En bref, le modèle artisanal du ménagement semble très pertinent pour donner des perspectives nouvelles au management. La notion d’artisanat qui repose sur l’autonomie, la responsabilité et la créativité, semble particulièrement adaptée aux contraintes de la vie des télétravailleurs. Elle offre des précieuses pistes de réflexion pour les managers d’aujourd’hui. A certains égards, la crise que nous traversons pourrait accélérer la transition d’un management « industriel » à un « ménagement » artisanal.

« La crise que nous traversons pourrait accélérer la transition d’un management « industriel » à un « ménagement » artisanal. »

Enfin, il ne faut pas oublier que beaucoup des travailleurs/travailleuses d’aujourd’hui continuent leur activité avec des enfants à la maison. En mêlant les sphères de l’intime et du professionnel, la famille et le travail, le confinement rend visibles des sujets qui auraient toujours dû l’être : la garde des enfants, leur éducation, l’équilibre entre la vie privée et la vie professionnelle, les conditions de vie domestique, la solitude et la santé mentale sont des sujets essentiels pour les entreprises. Pour le « management », ils restent souvent tabou (on préfère souvent ne pas parler de sa vie privée, de ses responsabilités parentales ou des tâches ménagères à son manager). Pour le « ménagement », en revanche, ces sujets sont enfin mis sur la table.
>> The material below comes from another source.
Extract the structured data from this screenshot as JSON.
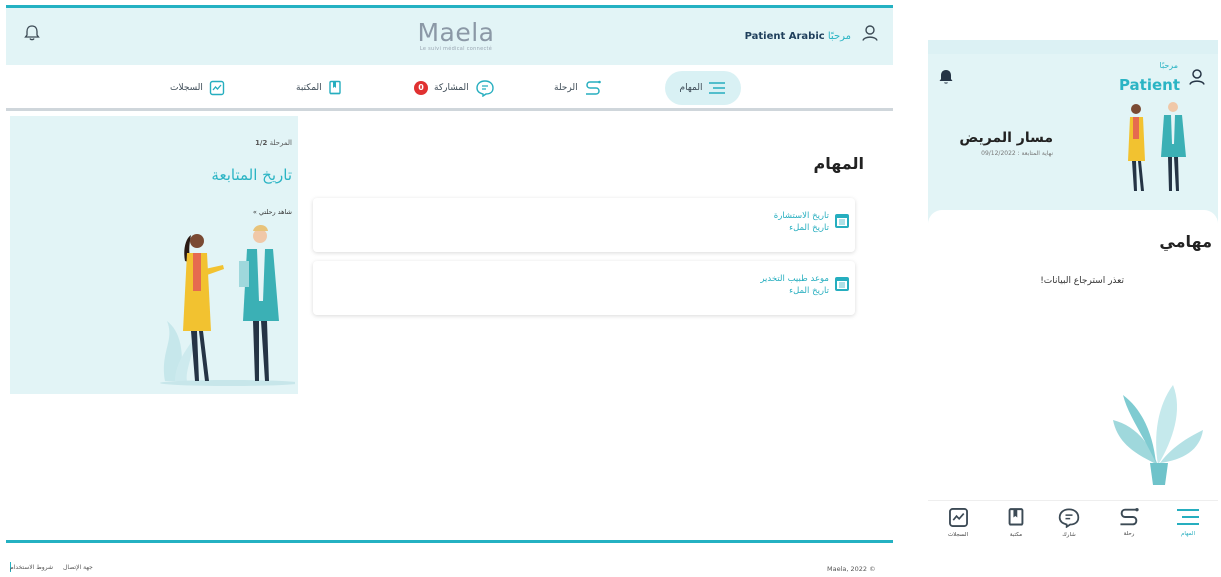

« Le confinement rend visibles des sujets qui auraient toujours dû l’être : la garde des enfants, leur éducation (…) la solitude et la santé mentale. »

Bien « ménager » ses collaborateurs / collaboratrices, c’est prendre en compte leurs contraintes personnelles, leur offrir la plus grande flexibilité possible dans l’organisation de leur travail, travailler avec son équipe de manière asynchrone (pas en étant tous connectés sur Zoom en permanence). C’est aussi leur laisser plus d’autonomie dans l’organisation de leur travail, notamment, dans le choix des outils. Je veux être optimiste sur les traces positives que laissera sur le management cette période de crise exceptionnelle. Nous ne pouvons qu’y gagner en empathie.